LRDtheFeministDragon · 23/01/2017 10:19

Let's be clear here: are you saying that fewer than 9% of candidates from French schools are successful in their applications?

Bobochic · 23/01/2017 10:20

Yes.

LRDtheFeministDragon · 23/01/2017 10:23

So when and how does the falsifying of statistics happen? And what does Oxbridge stand to gain from it? How does it relate to the Etonian cover-up, and will Brexit affect the French plot for better, or for worse?

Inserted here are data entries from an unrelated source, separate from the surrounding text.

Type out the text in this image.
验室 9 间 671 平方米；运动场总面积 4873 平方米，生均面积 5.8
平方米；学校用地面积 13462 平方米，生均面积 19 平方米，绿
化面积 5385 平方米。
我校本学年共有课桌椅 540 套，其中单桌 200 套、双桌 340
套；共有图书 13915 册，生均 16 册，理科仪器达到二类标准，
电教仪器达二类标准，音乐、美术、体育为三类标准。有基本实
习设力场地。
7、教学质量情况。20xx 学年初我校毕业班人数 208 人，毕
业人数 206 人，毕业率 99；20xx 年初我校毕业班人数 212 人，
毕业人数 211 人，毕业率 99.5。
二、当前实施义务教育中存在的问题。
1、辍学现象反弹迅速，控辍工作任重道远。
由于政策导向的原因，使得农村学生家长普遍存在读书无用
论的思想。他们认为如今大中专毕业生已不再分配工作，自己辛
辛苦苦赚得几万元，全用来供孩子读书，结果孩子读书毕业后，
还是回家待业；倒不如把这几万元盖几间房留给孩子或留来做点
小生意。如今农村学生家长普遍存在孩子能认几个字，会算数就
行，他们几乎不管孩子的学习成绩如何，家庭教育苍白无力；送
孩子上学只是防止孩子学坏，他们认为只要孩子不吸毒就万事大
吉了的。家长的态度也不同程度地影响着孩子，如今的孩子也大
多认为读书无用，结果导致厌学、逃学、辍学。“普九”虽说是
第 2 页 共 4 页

Most importantly, need I wear a false moustache and a subversive beret next time I walk through the tunnel to our secret HQ under the fountain of King's main quad?

Bobochic · 23/01/2017 10:30

It happens because applicants from France are counted in multiple ways (in fact, different data sets even use different definitions).

Is an applicant from France:

  • a French national at a French school
  • a non-French national at a French school
  • a dual national Franco-British national at an international school in France
  • someone taking a French bac
  • someone taking an OIB
  • someone taking an IB

Etc etc

You need to compare the actual profile of applicants with the profile of offerees (information which is very hard to uncover) to understand how poor the chances of a French applicant from a French school actually are.